U.S. Republican Senator, Chris Christie, argued that “[Obama] does not support the police, he doesn’t back up the police, he justifies Black Lives Matter (BLM)” (Lytle, 2017). By doing so, Christie situates the BLM movement as “an antithesis to police or ‘lawfulness’” (Lytle, 2017), and tries to place police necropower in a context of a ‘one rotten egg spoils the whole basket’ scenario. The sovereign state allows this disavowal to continue, otherwise the connection of state violence to structural inequalities could “necessarily foment rejection of existing socio-economic arrangements” (Linnemann et al., 2014) espoused by the media.
Social movements such as #blacklivesmatter and #handsupdon’tshoot are drawing worldwide attention to the disavowal of police violence, however, media coverage of the death of Rudy Eugene did not raise any criticism regarding police violence or police power in general. This could be attributed to the media directing the attention from the police by “reporting on the pleas from the citizenry to end cannibalism and to fight against Voodoo curses that were thought to have motivated Eugene’s behaviour” (Gutsche, 2013), effectively stereotyping Eugene’s Haitian heritage. The failure of both the police and the media to provide the public with a reasonable cause for Eugene’s violence, “effectively depoliticize[d] and normalize[d] his death at the hands of the police” (Linnemann et al., 2014), fuelling the public fetishistic disavowal.
Conclusion
Individuals of Indigenous and minority groups can be said to be born into a life of precarity with the status of homo sacer hanging over their heads.
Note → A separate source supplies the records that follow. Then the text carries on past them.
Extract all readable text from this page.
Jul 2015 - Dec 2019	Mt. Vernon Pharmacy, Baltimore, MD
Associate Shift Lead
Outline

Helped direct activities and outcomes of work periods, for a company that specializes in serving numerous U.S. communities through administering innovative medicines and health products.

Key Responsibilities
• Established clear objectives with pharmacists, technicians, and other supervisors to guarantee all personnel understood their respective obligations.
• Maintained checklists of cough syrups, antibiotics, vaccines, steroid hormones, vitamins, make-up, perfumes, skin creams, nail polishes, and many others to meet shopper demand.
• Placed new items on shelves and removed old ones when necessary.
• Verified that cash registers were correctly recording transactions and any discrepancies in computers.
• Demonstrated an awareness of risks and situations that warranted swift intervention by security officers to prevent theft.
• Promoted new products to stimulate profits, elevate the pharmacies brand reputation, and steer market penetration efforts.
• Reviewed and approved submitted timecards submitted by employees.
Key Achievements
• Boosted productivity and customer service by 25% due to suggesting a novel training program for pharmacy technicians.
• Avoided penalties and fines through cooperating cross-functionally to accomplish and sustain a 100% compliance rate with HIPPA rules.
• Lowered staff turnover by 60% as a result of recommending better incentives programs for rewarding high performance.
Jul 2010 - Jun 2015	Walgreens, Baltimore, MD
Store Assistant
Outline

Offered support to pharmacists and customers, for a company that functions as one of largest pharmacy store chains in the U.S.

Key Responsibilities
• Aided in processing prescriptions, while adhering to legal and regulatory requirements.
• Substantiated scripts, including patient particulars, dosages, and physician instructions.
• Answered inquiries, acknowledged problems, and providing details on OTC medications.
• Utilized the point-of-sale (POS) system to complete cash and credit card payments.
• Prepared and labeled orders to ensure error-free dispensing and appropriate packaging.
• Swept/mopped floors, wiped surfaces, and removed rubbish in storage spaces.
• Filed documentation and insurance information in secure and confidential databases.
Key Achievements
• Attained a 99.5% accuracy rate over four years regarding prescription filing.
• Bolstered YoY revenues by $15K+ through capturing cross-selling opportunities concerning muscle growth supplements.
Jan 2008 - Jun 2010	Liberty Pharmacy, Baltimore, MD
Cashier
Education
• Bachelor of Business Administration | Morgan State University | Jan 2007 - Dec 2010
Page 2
The precariousness comes from knowing that any minor interaction with law enforcement, such as Mulrunji Doomadgee’s, can end in their death, at which point they become homo sacer. The precariousness does not end with their deaths but continues with the lack of justice for these unnecessary, brutal deaths through the state of exception where there is no accountability for taking those lives because they are already viewed as dead. The precariousness is then further drawn out by the media’s and public’s refusal to acknowledge these deaths for what they are, which are acts of police violence. By disavowing police violence the public and media further embolden the state use necropolitical governance strategies, thereby allowing the police, as a technology of control, to subjugate the lives of individuals of Indigenous and minority groups to the power of death.